All work in this course will be evaluated for your ability to meet the following writing objectives as well as for mathematical content.

1. Every solution must be written in such a way that the question that was asked is clear simply by reading the submitted solution.
2. Any table or graph that appears in the original problem must also appear somewhere in your solution.
3. All graphs that appear in your solution must contain axis names and scales. All graphs must be accompanied by a figure number and caption. When the graph is referenced in your written work, the reference must be by figure number.

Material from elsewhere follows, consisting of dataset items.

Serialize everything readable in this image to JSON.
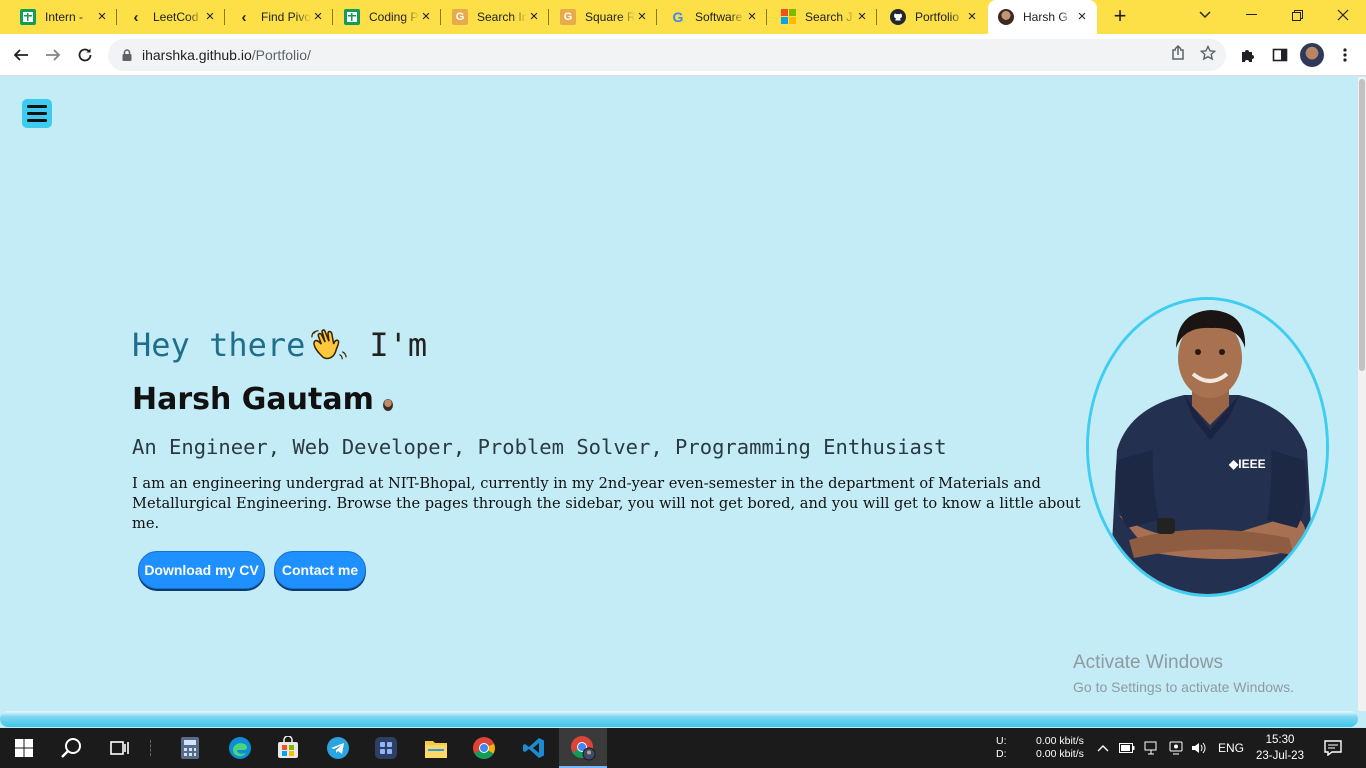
{
  "browser": {
    "tabs": [
      {
        "title": "Intern - ",
        "icon": "google-sheets-icon"
      },
      {
        "title": "LeetCod",
        "icon": "leetcode-icon"
      },
      {
        "title": "Find Pivo",
        "icon": "leetcode-icon"
      },
      {
        "title": "Coding P",
        "icon": "google-sheets-icon"
      },
      {
        "title": "Search In",
        "icon": "geeksforgeeks-icon"
      },
      {
        "title": "Square R",
        "icon": "geeksforgeeks-icon"
      },
      {
        "title": "Software",
        "icon": "google-icon"
      },
      {
        "title": "Search J",
        "icon": "microsoft-icon"
      },
      {
        "title": "Portfolio",
        "icon": "github-icon"
      },
      {
        "title": "Harsh G",
        "icon": "avatar-icon",
        "active": true
      }
    ],
    "url_host": "iharshka.github.io",
    "url_path": "/Portfolio/",
    "tabstrip_color": "#fde047"
  },
  "page": {
    "greeting": "Hey there",
    "greeting_suffix": "I'm",
    "name": "Harsh Gautam",
    "roles": "An Engineer, Web Developer, Problem Solver, Programming Enthusiast",
    "bio": "I am an engineering undergrad at NIT-Bhopal, currently in my 2nd-year even-semester in the department of Materials and Metallurgical Engineering. Browse the pages through the sidebar, you will not get bored, and you will get to know a little about me.",
    "buttons": {
      "download_cv": "Download my CV",
      "contact": "Contact me"
    },
    "background_color": "#c4ecf7",
    "accent_color": "#1e90ff"
  },
  "watermark": {
    "line1": "Activate Windows",
    "line2": "Go to Settings to activate Windows."
  },
  "taskbar": {
    "net_labels": [
      "U:",
      "D:"
    ],
    "net_values": [
      "0.00 kbit/s",
      "0.00 kbit/s"
    ],
    "language": "ENG",
    "time": "15:30",
    "date": "23-Jul-23"
  }
}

Additionally, graphs for applied problems must have units on each axis and the explicit meaning of each axis must be self-apparent either by the axis names or by the figure caption.
4. All tables that appear in your solution must have well defined column headings as well as an assigned table number accompanied by a brief caption (description). When the table is referenced in your written work, the reference must be by table number.

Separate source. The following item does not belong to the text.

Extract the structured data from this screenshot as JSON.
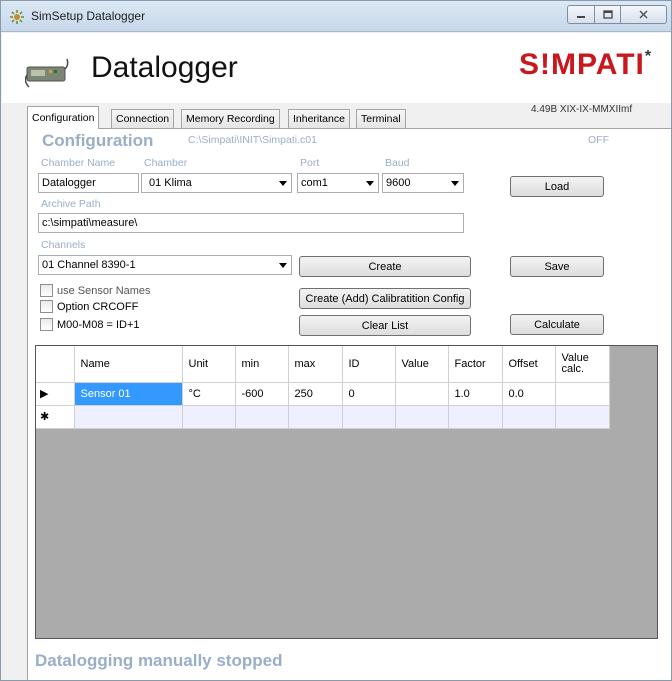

5. A brief introduction to the problem is almost always appropriate.
6. In applied problems, all variables and constants must be defined.
7. If you used the graph or table feature of your calculator in the problem solving process, you must include the graph or table in your written solution.

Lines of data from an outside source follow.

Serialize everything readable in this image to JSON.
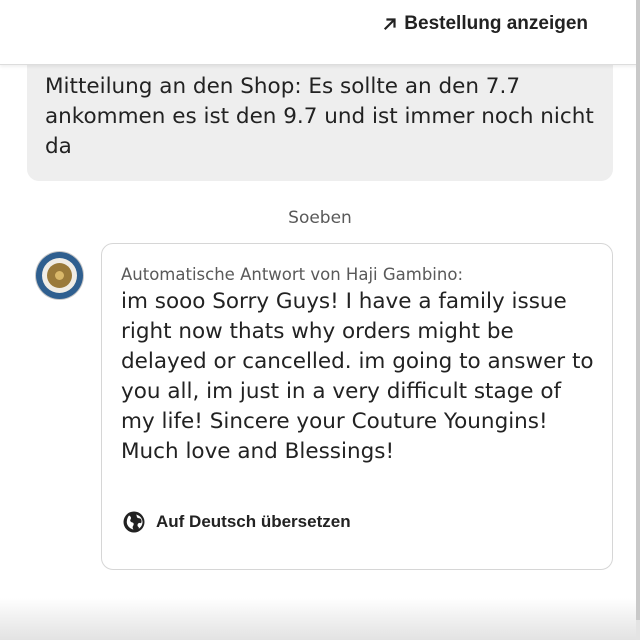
{
  "header": {
    "order_link_label": "Bestellung anzeigen",
    "order_link_icon": "arrow-up-right-icon"
  },
  "conversation": {
    "sent_message": "Mitteilung an den Shop: Es sollte an den 7.7 ankommen es ist den 9.7 und ist immer noch nicht da",
    "timestamp": "Soeben",
    "reply": {
      "avatar_icon": "shop-avatar",
      "header": "Automatische Antwort von Haji Gambino:",
      "body": "im sooo Sorry Guys! I have a family issue right now thats why orders might be delayed or cancelled. im going to answer to you all, im just in a very difficult stage of my life! Sincere your Couture Youngins! Much love and Blessings!",
      "translate_label": "Auf Deutsch übersetzen",
      "translate_icon": "globe-icon"
    }
  },
  "colors": {
    "sent_bubble_bg": "#eeeeee",
    "text_primary": "#222222",
    "text_secondary": "#595959",
    "card_border": "#d6d6d6"
  }
}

8. If you used some other non-trivial feature of your calculator (e.g., SOLVER), you must state this in your solution.
9. All (relevant) information given in the problem must be stated somewhere in your solution.
10. A sentence that orients the reader to the purpose of the mathematics should usually precede symbol pushing.
11. Your conclusion shall not be encased in a box, but rather stated at the end of your solution in complete sentence form.
12. Remember to line up your equal signs.
13. If work is word-processed, all mathematical symbols must be generated with a math equation editor.
Instructional Guidance

This class is a foundational course for many STEM majors. Some topics are of particular importance for students continuing into MTH 253 including: using L'Hôpital's Rule to evaluate limits, improper integrals, and error estimates for definite integrals. Students may be taking this course concurrently with calculus-based physics courses. It can be beneficial for these students if the integral symbol is introduced early on to represent antiderivatives.  Partial fractions are a particularly important technique for engineering students (which will be revisited in MTH 253 and MTH 256). Students should be able to do simple partial fraction expansions by hand, but may use technology for more complicated problems. Since this course is also a prerequisite for MTH 261, logic and correct application of theorems should be emphasized.

Lab time shall be used by students to work on group activities—the activities to be used during lab are on the mathematics department home page at https://www.pcc.edu/programs/math/course-downloads.html

Emphasis should be placed on using technology such as Desmos and GeoGebra appropriately; such as when computing approximations, graphing curves, or visualizing or checking answers.  Technology should not be used as a substitute for meeting the outcomes and skills for the course that are expected to be done by hand.